Encouragé par vous, voyant en vous un ambassadeur de Marie, qu’avais-je mieux à faire que d’obéir ? Il ne me fallait pas moins pour affronter les difficultés et les amertumes inhérentes à un tel sujet.
La Salette est encore, après soixante ans, la Fontaine de Contradiction dont il est parlé dans le Saint Livre, et ceux qui l’aiment sont appelés à souffrir.
Faites-le passer à tout Mon peuple, avait dit aux Bergers la Mère de Dieu, leur ayant annoncé la Grande Nouvelle.
Alors je vous dis : Faites passer mon livre aux pauvres.

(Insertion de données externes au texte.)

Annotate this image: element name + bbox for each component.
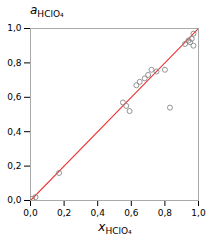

Vous m’entendez bien. Je parle de ce troupeau douloureux à qui personne ne pense et qui ne fait pitié à personne : les généreux qui ne connaissent pas la Vérité, les belles âmes vagabondes qui auraient besoin d’un asile de jour…
« Misereor super turbam », disait Jésus. Ayez pitié de cette troupe qui meurt de soif au bord des fleuves du Paradis.
Nativité de Marie, 8 septembre 1907.
Léon BLOY.
DÉCLARATION DE L’AUTEUR
En ma qualité de catholique, je déclare me soumettre entièrement à la doctrine de l’Église, aux règles et décisions du Saint-Siège, notamment aux décrets des Souverains Pontifes Urbain VIII et Benoît XIV, concernant la canonisation des Saints.